China kickstarted a program back in 2015 to expand precision positioning coverage to the Qinghai-Tibet Plateau as a part of efforts to create a nationwide base-station network for high-precision navigation by 2018.

Infrastructure is critical to navigation and includes base-station networks, data processing, broadcasting systems and user terminals, which together help provide more precision services.

BeiDou, the Chinese equivalent of the Global Positioning System (GPS) and Russia’s Global Navigation Satellite System, now boasts 38 satellites in orbit as of September.

The system is sharply improving navigation accuracy at home and expanding its coverage beyond the Chinese border, in particular along the Belt and Road countries in Southeast Asia and South Asia.
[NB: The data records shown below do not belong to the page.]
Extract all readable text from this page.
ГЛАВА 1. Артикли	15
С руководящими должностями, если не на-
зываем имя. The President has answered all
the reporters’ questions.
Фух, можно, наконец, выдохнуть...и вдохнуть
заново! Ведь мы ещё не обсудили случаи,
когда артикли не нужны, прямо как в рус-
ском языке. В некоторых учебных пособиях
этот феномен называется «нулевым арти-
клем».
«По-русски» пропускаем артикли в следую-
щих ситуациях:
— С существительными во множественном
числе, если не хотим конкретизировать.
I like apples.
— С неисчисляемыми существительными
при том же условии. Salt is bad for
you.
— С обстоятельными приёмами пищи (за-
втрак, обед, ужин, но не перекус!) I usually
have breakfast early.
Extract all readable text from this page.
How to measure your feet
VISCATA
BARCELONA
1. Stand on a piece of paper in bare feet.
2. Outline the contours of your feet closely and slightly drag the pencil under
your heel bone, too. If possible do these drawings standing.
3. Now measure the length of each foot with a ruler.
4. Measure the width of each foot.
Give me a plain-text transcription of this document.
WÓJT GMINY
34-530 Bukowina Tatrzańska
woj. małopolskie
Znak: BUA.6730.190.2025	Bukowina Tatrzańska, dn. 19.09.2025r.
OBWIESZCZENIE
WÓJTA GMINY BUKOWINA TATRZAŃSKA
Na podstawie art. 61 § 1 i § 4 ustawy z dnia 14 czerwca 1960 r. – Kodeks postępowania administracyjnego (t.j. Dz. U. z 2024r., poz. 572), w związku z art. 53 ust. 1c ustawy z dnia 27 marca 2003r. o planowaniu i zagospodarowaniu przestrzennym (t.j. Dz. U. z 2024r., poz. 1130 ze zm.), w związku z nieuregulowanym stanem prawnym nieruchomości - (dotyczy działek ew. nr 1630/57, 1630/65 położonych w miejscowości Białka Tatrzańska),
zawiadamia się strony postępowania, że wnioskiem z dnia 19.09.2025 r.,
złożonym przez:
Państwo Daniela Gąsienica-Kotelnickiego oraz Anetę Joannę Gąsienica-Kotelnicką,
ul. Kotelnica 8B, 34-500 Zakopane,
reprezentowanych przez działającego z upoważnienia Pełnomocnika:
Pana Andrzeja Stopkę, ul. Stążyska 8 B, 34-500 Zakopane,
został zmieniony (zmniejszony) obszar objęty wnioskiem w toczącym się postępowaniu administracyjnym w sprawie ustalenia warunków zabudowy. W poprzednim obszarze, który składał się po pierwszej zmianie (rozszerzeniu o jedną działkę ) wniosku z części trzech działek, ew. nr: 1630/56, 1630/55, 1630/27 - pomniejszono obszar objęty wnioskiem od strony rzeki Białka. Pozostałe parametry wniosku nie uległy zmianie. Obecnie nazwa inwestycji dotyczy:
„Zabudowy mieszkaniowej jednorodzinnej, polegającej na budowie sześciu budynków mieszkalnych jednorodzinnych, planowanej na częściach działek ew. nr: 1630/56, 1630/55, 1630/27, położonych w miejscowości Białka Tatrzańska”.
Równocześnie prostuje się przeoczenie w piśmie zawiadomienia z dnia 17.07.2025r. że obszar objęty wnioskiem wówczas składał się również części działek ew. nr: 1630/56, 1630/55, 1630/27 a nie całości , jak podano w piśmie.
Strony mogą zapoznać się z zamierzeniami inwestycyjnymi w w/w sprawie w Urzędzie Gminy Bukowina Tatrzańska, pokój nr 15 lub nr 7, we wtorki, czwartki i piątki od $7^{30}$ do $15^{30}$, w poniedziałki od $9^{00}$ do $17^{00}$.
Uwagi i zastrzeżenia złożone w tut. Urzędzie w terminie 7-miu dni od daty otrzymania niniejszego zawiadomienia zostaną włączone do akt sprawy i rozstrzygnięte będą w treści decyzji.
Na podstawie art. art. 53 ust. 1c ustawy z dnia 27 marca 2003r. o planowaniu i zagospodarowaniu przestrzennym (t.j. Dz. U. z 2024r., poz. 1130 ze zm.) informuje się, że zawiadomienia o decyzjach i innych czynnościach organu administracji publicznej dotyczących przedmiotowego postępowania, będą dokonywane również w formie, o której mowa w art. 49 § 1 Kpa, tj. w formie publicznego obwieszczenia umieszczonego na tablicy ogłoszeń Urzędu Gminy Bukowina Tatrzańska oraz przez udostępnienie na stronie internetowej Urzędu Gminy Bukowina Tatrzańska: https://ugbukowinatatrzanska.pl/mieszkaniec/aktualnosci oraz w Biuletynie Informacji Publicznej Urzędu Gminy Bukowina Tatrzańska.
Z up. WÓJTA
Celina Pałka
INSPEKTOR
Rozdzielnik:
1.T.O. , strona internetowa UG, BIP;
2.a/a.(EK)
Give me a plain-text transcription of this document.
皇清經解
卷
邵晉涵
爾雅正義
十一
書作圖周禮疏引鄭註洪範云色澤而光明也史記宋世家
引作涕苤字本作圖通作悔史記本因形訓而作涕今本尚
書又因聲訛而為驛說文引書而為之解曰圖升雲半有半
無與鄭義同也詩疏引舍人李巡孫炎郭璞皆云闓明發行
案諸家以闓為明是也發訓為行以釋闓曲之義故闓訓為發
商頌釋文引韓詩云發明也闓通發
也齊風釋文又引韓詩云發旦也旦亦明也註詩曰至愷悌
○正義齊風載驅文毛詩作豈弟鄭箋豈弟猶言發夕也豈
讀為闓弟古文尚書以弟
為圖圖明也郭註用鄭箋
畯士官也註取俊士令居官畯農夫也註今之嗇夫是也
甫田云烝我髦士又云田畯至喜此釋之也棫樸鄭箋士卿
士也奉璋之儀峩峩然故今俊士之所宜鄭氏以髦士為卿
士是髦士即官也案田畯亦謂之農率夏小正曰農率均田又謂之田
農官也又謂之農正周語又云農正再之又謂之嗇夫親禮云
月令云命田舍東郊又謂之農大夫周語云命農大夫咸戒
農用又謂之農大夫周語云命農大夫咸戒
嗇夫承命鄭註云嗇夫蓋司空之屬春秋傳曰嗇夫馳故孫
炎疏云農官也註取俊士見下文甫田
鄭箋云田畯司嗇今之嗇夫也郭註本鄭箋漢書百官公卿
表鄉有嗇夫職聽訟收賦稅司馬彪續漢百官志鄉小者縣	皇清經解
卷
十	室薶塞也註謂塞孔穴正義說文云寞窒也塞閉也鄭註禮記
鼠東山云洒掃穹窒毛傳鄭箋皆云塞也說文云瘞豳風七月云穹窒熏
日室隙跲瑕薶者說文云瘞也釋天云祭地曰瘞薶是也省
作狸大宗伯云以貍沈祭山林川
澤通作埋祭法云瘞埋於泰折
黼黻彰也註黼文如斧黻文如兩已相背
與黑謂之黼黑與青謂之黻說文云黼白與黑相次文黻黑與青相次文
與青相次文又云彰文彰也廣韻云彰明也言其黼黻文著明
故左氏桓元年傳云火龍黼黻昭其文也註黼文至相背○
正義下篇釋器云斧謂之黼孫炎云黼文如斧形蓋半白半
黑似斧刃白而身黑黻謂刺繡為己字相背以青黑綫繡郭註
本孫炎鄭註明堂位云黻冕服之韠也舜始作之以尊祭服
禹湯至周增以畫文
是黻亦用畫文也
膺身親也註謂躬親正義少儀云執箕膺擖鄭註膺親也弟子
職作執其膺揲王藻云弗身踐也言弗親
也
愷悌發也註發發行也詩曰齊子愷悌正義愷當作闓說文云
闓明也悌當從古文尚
The system has provided precision positioning, turn-by-turn real-time navigation, location reporting, precise timekeeping and short message services for users in China and the Asia-Pacific region since the end of 2012.

India Today reported in March that China was also using its BeiDou system near Brutse, in Aksai Chin, a disputed border area between China and India that also straddles Tibet and Xinjiang. The paper said Chinese satellites kept a close watch on Indian security forces along New Delhi’s Line of Actual Control there.

Other reports also suggest that the Z-20, the Chinese air force’s versatile medium-lift, multi-role helicopter series rumored to beef up the emergency response of Chinese airmen stationed in Tibet, will also use the BeiDou system for missions in the region.